3D printed bird from clear flight solutions

Robirds are remote-controlled birds designed to resemble and fly like eagles or falcons to keep other birds away from places like airports, farms, and waste management centers.  The Robird is the result of 27-year-old Nico Nijenhuis’s thesis project at theTechnical University of Twente. Nijenhuis designed the robot to use a single joint attached to the wings to create a continuous flapping motion along with on-board sensors and software to ensure the bird’s stability and natural flapping motions. When it came to creating the body, the young entrepreneur opted for 3D printing, partnering with Materialise to optimize the bird’s design.

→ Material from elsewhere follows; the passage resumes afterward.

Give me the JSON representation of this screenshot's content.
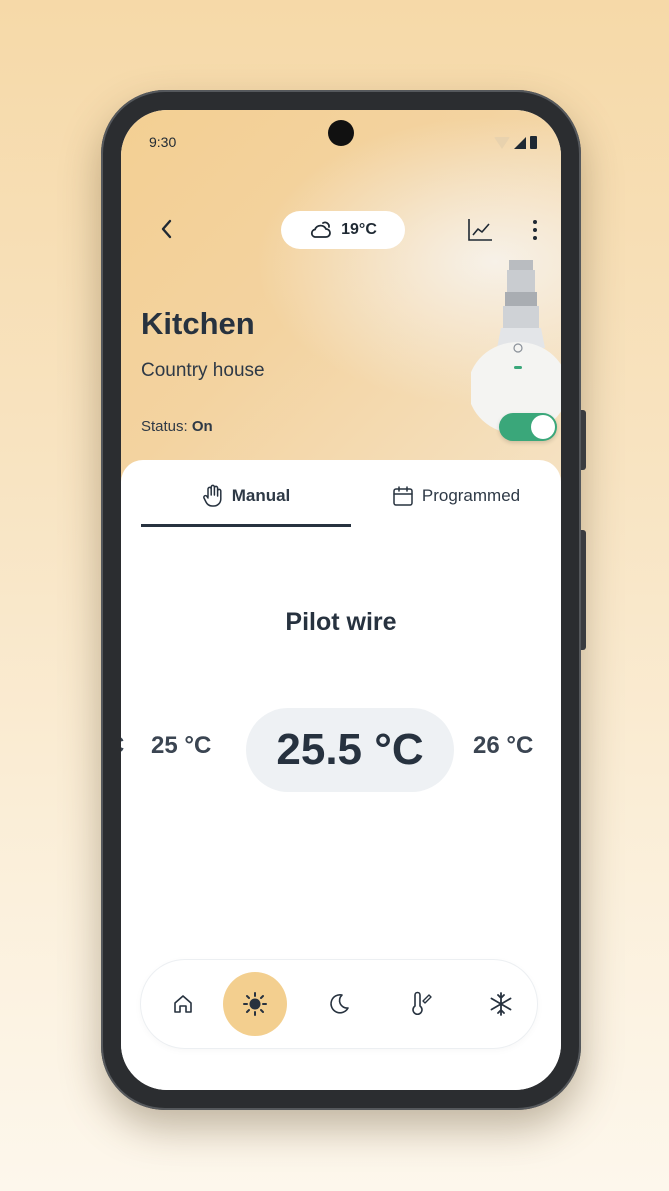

CAD model for 3D printed robird

Robert de Vries from Clear Flight Solutions tells the 3D printing company, “It’s all about creating the most realistic bird models and 3D Printing is the only technique that allows this kind of design freedom. By eliminating the manual assembly we did before and being able to perform rapid design changes, we save a great deal of time and money. Thanks to the expert advice from Materialise we are now creating better products.” Using laser sintered, glass-filled nylon gave the Robird some extra durability, while maintaining its light weight.

The company is currently in the process of testing Robird out at Twence Waste & Energy in the Netherlands and will begin doing so at European airports later on in the year, but, so far, CFS believes that Robird has shown to reduce the number of small birds pestering industry effectively.  They’ve also got an Eagle model in the works to chase away even larger fowl.  If you want to be a part of CFS’s Robird trials, you can contact them at [email protected].

The whole thing reminds me of Do Androids Dream of Electric Sheep? In Philip K. Dick’s novel, animals were eradicated from nuclear fallout during World War Terminus:

First, strangely, the owls had died. At the time it had seemed almost funny, the fat, fluffy white birds lying here and there, in yards and on streets; coming out no earlier than twilight as they had while alive the owls escaped notice. Medieval plagues had manifested themselves in a similar way, in the form of many dead rats. This plague, however, had descended from above… After the owls, of course, the other birds followed, but by then the mystery had been grasped and understood.

The Robird’s creation stems from less frightening circumstances, but humanity’s desire to bend nature around its own activities could, one day, achieve a similar effect as the final world war in Dick’s book, particularly in the case of climate change.  Then, we’ll all need 3D printed birds. And dogs. And cats. And even people!